The control gains are computed before modelling the system; they depend only on the dynamic equations that characterize the system. They (L_t) are independent of the state which is not the case for the actions (a_t = L_t*x_t).
The high value for the control gains at the end of the movements is a consequence of the state term in the cost function and of the way the different L_t are computed (backward from the very last one to the very first one). Intuitively, this high value means that we highly want to correct any deviation observed at the end of the movement (ie. the later it happens the stronger the correction to end at the objective).

Daily feedback and questions from TA discussion:

Clarifications / Inconsistencies:

  • T1 Ex 3.2: The top plot shows the state, and ‘right’ is up. Bottom plot shows belief on left, and 1 is up.
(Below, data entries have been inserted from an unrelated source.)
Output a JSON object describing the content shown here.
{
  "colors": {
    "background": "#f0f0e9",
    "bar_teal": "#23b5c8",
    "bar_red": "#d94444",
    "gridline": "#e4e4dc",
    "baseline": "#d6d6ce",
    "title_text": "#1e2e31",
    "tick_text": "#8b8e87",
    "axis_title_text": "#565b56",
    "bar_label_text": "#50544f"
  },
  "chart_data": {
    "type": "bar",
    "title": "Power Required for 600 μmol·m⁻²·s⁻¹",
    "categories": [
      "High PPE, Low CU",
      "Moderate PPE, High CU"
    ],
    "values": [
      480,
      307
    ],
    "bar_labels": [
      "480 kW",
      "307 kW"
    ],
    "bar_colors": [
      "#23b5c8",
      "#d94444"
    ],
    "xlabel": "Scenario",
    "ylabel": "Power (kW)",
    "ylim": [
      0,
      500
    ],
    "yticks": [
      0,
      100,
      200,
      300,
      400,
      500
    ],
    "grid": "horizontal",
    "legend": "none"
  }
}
This is slightly confusing, and also opposite of what is shown in the next video.

  • In T1 exercise 4 the students are asked to complete the function policy_threshold(); what is needed is an actual if-else statement, but the commented part to modify is a single line. Given that so far the tutorials indicated if multiple lines were needed with multiple commented lines, the current form may be quite confusing for the students.

  • T1 Exercise 5: argument ‘measurement’ is not described in a docstring

  • The figures in T1 and T2 are in xkcd style, and once the students try to solve the exercises and run the cell they will lose a reference for seeing immediately if they got it or not.


  • T2 Section 3 (time varying goal): I’m not sure I understand the change to the cost function. I would assume that the action cost (eg fuel expenditure) would depend solely on the final action a_t. Why should it ‘care’ about a_t_bar?

  • It actually seems like the effect of rho here (as seen in the interactive demo) is the opposite compared to the earlier section.

Nice explanations. Here’s an extended take on the question from Diedrichsen, Shadmehr and Ivry (2009):


The “optimal” control gain calculated in tutorial 2 looks rather strange. See for example its behavior for \rho=1.5 (Interactive Demo 2):

It varies strongly and sometimes even attains positive values, which try to destabilize the system… This cannot be the optimal solution! In fact, it’s not difficult to find static values of the control gain that give lower costs.

Anybody understand this? Is there a mistake in the dynamic programming solution here? Or is this behavior to be expected?

I agree with that, the part after the B (on the third line) should be the same as the line below (the control gains). I think it might explain some strange observed behaviours for the control gains (as observed by @nalewkoz below).


I changed the equation of P[self.T - t - 2] in Ex 2.1 (see my post above) and now it acts rather normal at rho=1.5.


Cool, kudos for finding the bug!

1 Like

In tutorial 2 interactive demo 4.2, question (b) might be misplaced. There is no rho value to slide.

I think the order of tutorial 1 and tutorial 2 should be swapped in the future. Tutorial 1 (discrete state) connects better to examples in the outro and Tutorial 2 (continuous state) connects better to examples in the intro.

Sorry, the phrasing needs a little work: “We will then” was supposed to mean “in the next exercise”, where the only slider controls \rho. This one is just revisiting the Kalman filter.

Yeah. That’s what I thought. I was confused a bit when I didn’t see a rho for me to vary. Thanks for the clarification.